El coctel del instante tiene más de un siglo de historia. Su origen se remonta a fines del siglo XIX, cuando las tropas coloniales inglesas señaladas en la India empezaron a festejar las victorias mezclando tónica, que tomaban para combatir el paludismo (por su alto nivel de quinina), con gin bombay sapphire. En el siglo veinte, la Reina Madre de Inglaterra popularizó su consumo diario, al paso que Sir Winston Churchill llegó a decir que este combinado había salvado más vidas de ingleses que todos y cada uno de los médicos del país.

Otro de los puntos fuertes de la copa de tendencia es que es muy polivalente. Puede tomarse en diferentes instantes del día (de temtempié, como digestible, tras el trabajo o bien de celebración), en un bar o bien en casa, solo o bien con amigos, mas no de cualquier forma. Debe tomarse con calma para querer los matices tanto del sabor como del aroma, con lo que no es capaz para amantes del «botellón». En la preparación radica una gran parte de su magia. Os contamos punto por punto de qué forma realizar y gozar un buen gin-tonic:

1.-La primera cosa que hay que saber es que la copa donde se sirve este coctel resulta determinante para poder saborearlo con todos y cada uno de los sentidos. «El vaso he de ser de boca grande a fin de que te quepa la nariz y puedas querer los aromas», explica a ABC.es Pepe Dioni, presidente de la Federación de Asociaciones de Barmans de España.

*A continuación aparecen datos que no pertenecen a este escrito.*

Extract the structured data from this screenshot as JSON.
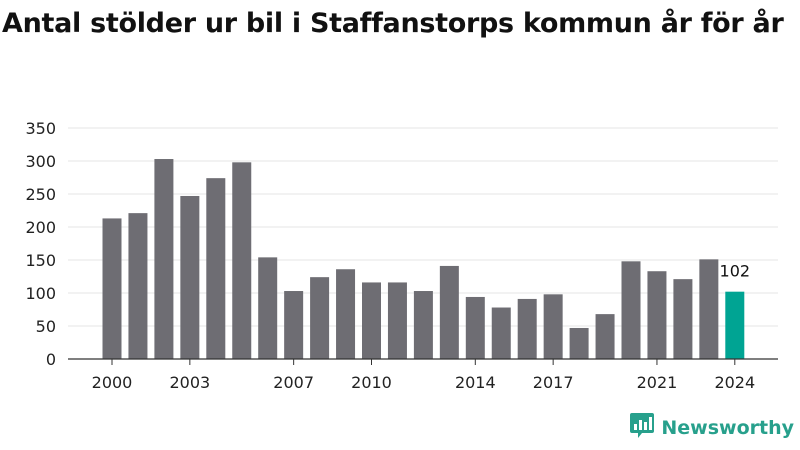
{
  "chart_data": {
    "type": "bar",
    "title": "Antal stölder ur bil i Staffanstorps kommun år för år",
    "xlabel": "",
    "ylabel": "",
    "categories": [
      "2000",
      "2001",
      "2002",
      "2003",
      "2004",
      "2005",
      "2006",
      "2007",
      "2008",
      "2009",
      "2010",
      "2011",
      "2012",
      "2013",
      "2014",
      "2015",
      "2016",
      "2017",
      "2018",
      "2019",
      "2020",
      "2021",
      "2022",
      "2023",
      "2024"
    ],
    "values": [
      213,
      221,
      303,
      247,
      274,
      298,
      154,
      103,
      124,
      136,
      116,
      116,
      103,
      141,
      94,
      78,
      91,
      98,
      47,
      68,
      148,
      133,
      121,
      151,
      102
    ],
    "x_tick_labels": [
      "2000",
      "2003",
      "2007",
      "2010",
      "2014",
      "2017",
      "2021",
      "2024"
    ],
    "y_ticks": [
      0,
      50,
      100,
      150,
      200,
      250,
      300,
      350
    ],
    "ylim": [
      0,
      350
    ],
    "grid": true,
    "highlight": {
      "category": "2024",
      "label": "102"
    },
    "colors": {
      "bar": "#6e6d73",
      "highlight": "#00a493",
      "grid": "#e6e6e6",
      "axis": "#333333"
    }
  },
  "brand": {
    "name": "Newsworthy",
    "color": "#27a08c",
    "icon": "bar-chart-pin-icon"
  }
}
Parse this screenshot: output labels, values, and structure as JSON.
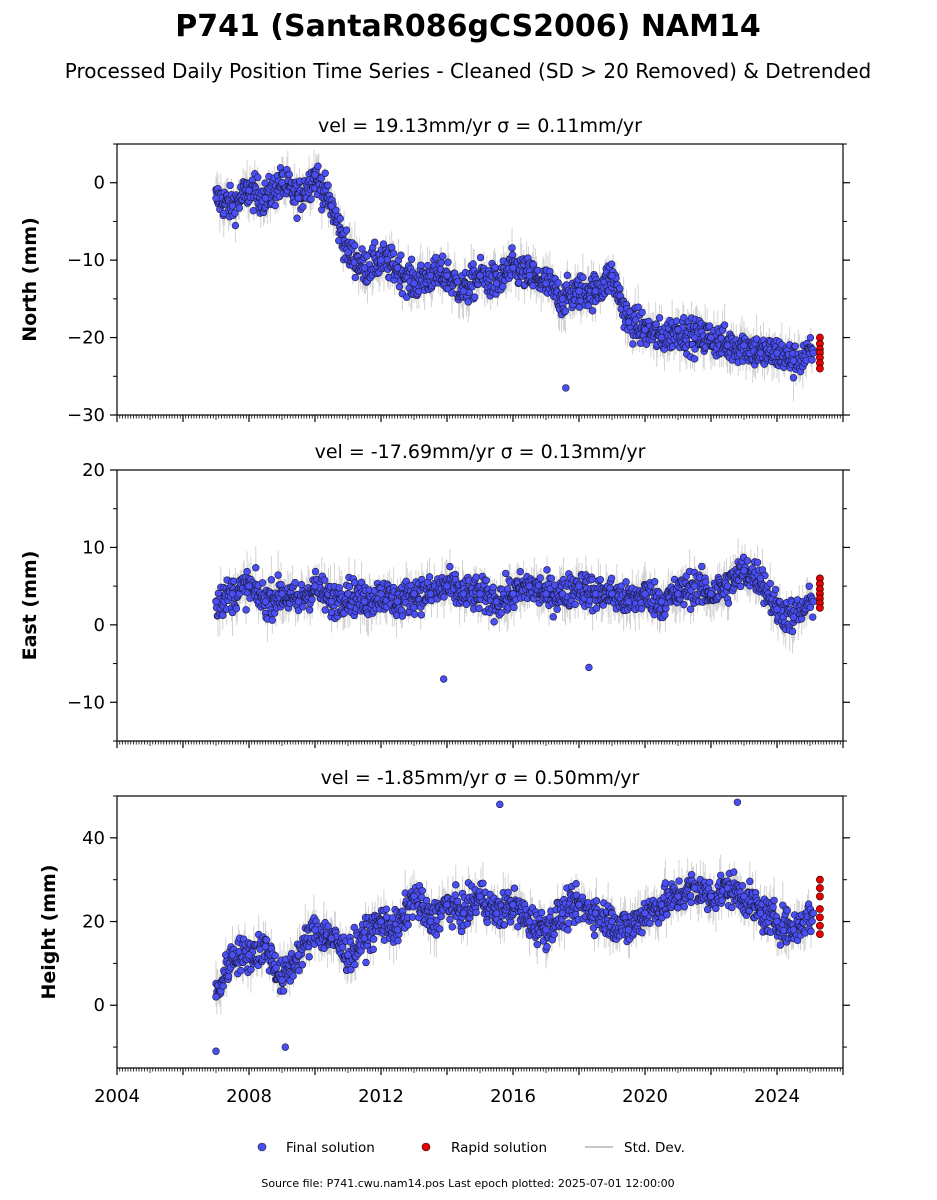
{
  "header": {
    "title": "P741 (SantaR086gCS2006) NAM14",
    "subtitle": "Processed Daily Position Time Series - Cleaned (SD > 20 Removed) & Detrended"
  },
  "legend": [
    {
      "key": "final",
      "label": "Final solution",
      "color": "#4a4ef5"
    },
    {
      "key": "rapid",
      "label": "Rapid solution",
      "color": "#e60000"
    },
    {
      "key": "std",
      "label": "Std. Dev.",
      "color": "#c8c8c8"
    }
  ],
  "footer": "Source file: P741.cwu.nam14.pos  Last epoch plotted: 2025-07-01 12:00:00",
  "chart_data": [
    {
      "type": "scatter",
      "title": "vel = 19.13mm/yr   σ = 0.11mm/yr",
      "ylabel": "North (mm)",
      "xlim": [
        2004,
        2026
      ],
      "ylim": [
        -30,
        5
      ],
      "yticks": [
        0,
        -10,
        -20,
        -30
      ],
      "ytick_labels": [
        "0",
        "−10",
        "−20",
        "−30"
      ],
      "series": [
        {
          "key": "final",
          "x": [
            2007.0,
            2007.5,
            2008.0,
            2008.5,
            2009.0,
            2009.5,
            2010.0,
            2010.5,
            2011.0,
            2011.5,
            2012.0,
            2012.5,
            2013.0,
            2013.5,
            2014.0,
            2014.5,
            2015.0,
            2015.5,
            2016.0,
            2016.5,
            2017.0,
            2017.5,
            2018.0,
            2018.5,
            2019.0,
            2019.5,
            2020.0,
            2020.5,
            2021.0,
            2021.5,
            2022.0,
            2022.5,
            2023.0,
            2023.5,
            2024.0,
            2024.5,
            2025.1
          ],
          "y": [
            -2,
            -3,
            -1,
            -2,
            0,
            -2,
            1,
            -3,
            -9,
            -11,
            -10,
            -11,
            -13,
            -12,
            -12,
            -14,
            -12,
            -13,
            -11,
            -12,
            -13,
            -15,
            -14,
            -14,
            -12,
            -18,
            -19,
            -20,
            -19,
            -20,
            -20,
            -21,
            -21,
            -22,
            -22,
            -23,
            -22
          ]
        },
        {
          "key": "rapid",
          "x": [
            2025.3,
            2025.3,
            2025.3,
            2025.3,
            2025.3,
            2025.3,
            2025.3
          ],
          "y": [
            -20,
            -20.8,
            -21.5,
            -22,
            -22.6,
            -23.3,
            -24
          ]
        }
      ],
      "outliers": {
        "x": [
          2017.6
        ],
        "y": [
          -26.5
        ]
      }
    },
    {
      "type": "scatter",
      "title": "vel = -17.69mm/yr   σ = 0.13mm/yr",
      "ylabel": "East (mm)",
      "xlim": [
        2004,
        2026
      ],
      "ylim": [
        -15,
        20
      ],
      "yticks": [
        20,
        10,
        0,
        -10
      ],
      "ytick_labels": [
        "20",
        "10",
        "0",
        "−10"
      ],
      "series": [
        {
          "key": "final",
          "x": [
            2007.0,
            2007.5,
            2008.0,
            2008.5,
            2009.0,
            2009.5,
            2010.0,
            2010.5,
            2011.0,
            2011.5,
            2012.0,
            2012.5,
            2013.0,
            2013.5,
            2014.0,
            2014.5,
            2015.0,
            2015.5,
            2016.0,
            2016.5,
            2017.0,
            2017.5,
            2018.0,
            2018.5,
            2019.0,
            2019.5,
            2020.0,
            2020.5,
            2021.0,
            2021.5,
            2022.0,
            2022.5,
            2023.0,
            2023.5,
            2024.0,
            2024.5,
            2025.1
          ],
          "y": [
            3,
            4,
            5,
            3,
            4,
            3,
            5,
            3,
            4,
            3,
            4,
            3,
            4,
            4,
            5,
            4,
            4,
            3,
            4,
            5,
            4,
            4,
            5,
            4,
            4,
            3,
            4,
            3,
            4,
            5,
            4,
            5,
            7,
            6,
            2,
            1,
            3
          ]
        },
        {
          "key": "rapid",
          "x": [
            2025.3,
            2025.3,
            2025.3,
            2025.3,
            2025.3,
            2025.3,
            2025.3
          ],
          "y": [
            6,
            5.3,
            4.6,
            4,
            3.4,
            2.8,
            2.2
          ]
        }
      ],
      "outliers": {
        "x": [
          2013.9,
          2018.3
        ],
        "y": [
          -7,
          -5.5
        ]
      }
    },
    {
      "type": "scatter",
      "title": "vel = -1.85mm/yr   σ = 0.50mm/yr",
      "ylabel": "Height (mm)",
      "xlim": [
        2004,
        2026
      ],
      "ylim": [
        -15,
        50
      ],
      "yticks": [
        40,
        20,
        0
      ],
      "ytick_labels": [
        "40",
        "20",
        "0"
      ],
      "xticks": [
        2004,
        2008,
        2012,
        2016,
        2020,
        2024
      ],
      "xtick_labels": [
        "2004",
        "2008",
        "2012",
        "2016",
        "2020",
        "2024"
      ],
      "series": [
        {
          "key": "final",
          "x": [
            2007.0,
            2007.5,
            2008.0,
            2008.5,
            2009.0,
            2009.5,
            2010.0,
            2010.5,
            2011.0,
            2011.5,
            2012.0,
            2012.5,
            2013.0,
            2013.5,
            2014.0,
            2014.5,
            2015.0,
            2015.5,
            2016.0,
            2016.5,
            2017.0,
            2017.5,
            2018.0,
            2018.5,
            2019.0,
            2019.5,
            2020.0,
            2020.5,
            2021.0,
            2021.5,
            2022.0,
            2022.5,
            2023.0,
            2023.5,
            2024.0,
            2024.5,
            2025.1
          ],
          "y": [
            2,
            12,
            12,
            14,
            6,
            12,
            18,
            16,
            12,
            16,
            20,
            18,
            26,
            20,
            24,
            22,
            26,
            22,
            24,
            20,
            18,
            22,
            24,
            22,
            20,
            18,
            22,
            24,
            26,
            28,
            26,
            28,
            26,
            22,
            20,
            18,
            22
          ]
        },
        {
          "key": "rapid",
          "x": [
            2025.3,
            2025.3,
            2025.3,
            2025.3,
            2025.3,
            2025.3,
            2025.3
          ],
          "y": [
            30,
            28,
            26,
            23,
            21,
            19,
            17
          ]
        }
      ],
      "outliers": {
        "x": [
          2007.0,
          2009.1,
          2015.6,
          2022.8
        ],
        "y": [
          -11,
          -10,
          48,
          48.5
        ]
      }
    }
  ]
}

dos.-Los 2 ingredientes básicos no pueden conjuntarse de cualquier forma. La proporción ideal es de cinco cl de ginebra por veinte cl de tónica. «Esta última no debe verterse al vaso desde mucha altura pues pierde carbónico», advierte Dioni. Si bien esto es cuestión de gustos. Si no te van mucho las burbujas, puedes decantarse por tónicas menos carbonatadas. La mejor forma de sostener el gas, conforme nuestro especialista, es dejarla resbalar por una cuchara rizada a fin de que llegue en perfectas condiciones al vaso.Los secretos de un buen gin-tonictres.-Entremezclar la ginebra y la tónica dándole una vuelta «con cariño». Nada de batir el combinado pues vamos a perder todo el gas. En caso de que no dispongas de una cuchara batidora, puedes emplear una cuchara de café.

cuatro.-Si bien probablemente vais a haber visto que en muchos bares agregan el jugo de una rodaja de limón, Dioni desaconseja esta técnica: «No hay que entremezclar jamás el jugo de un cítrico con la tónica pues rompe las burbujas». Si deseamos aromatizar la copa, podemos emplear los aceites esenciales del limón que se hallan en la cascarilla. ¿De qué forma lo extraemos? Pellizcando con unas pinzas la capa amarillenta para abrir los poros del limón. Lo estregamos por el borde y después podemos introducirlo en el vaso.

cinco.-Está bien agregar a la ginebra ciertos botánicos de su receta para fortalecer el sabor, mas como advierte nuestro especialista, el gin-tonic no puede transformarse en un «huerto». Generalmente, las premium acostumbran a apuntar en la etiqueta con qué ingredientes combinan mejor (por poner un ejemplo, Hendrick’s con rodajas de pepino, Brockmans con frambuesas o bien G’Vine con uvas).

seis.-Las ginebras premium son aquellas que se realizan con «un alcohol de gran pureza, unos botánicos de calidad y agua de manantial», explica Dioni, quien añade: «Generalmente el número de destilaciones aporta nivel y finura al resultado final». No entraremos en recomendaciones por el hecho de que cada paladar es un planeta y la oferta es enorme: más de un ciento (básicas, cítricas, dulzonas, aromatizadas…). Es cuestión de probarlas o bien de dejarse recomendar por el bartender. En el caso de las tónicas pasa lo mismo, la gama es extensa (tradicional, cardamomo, vainilla, pimienta rosa, de color azul…).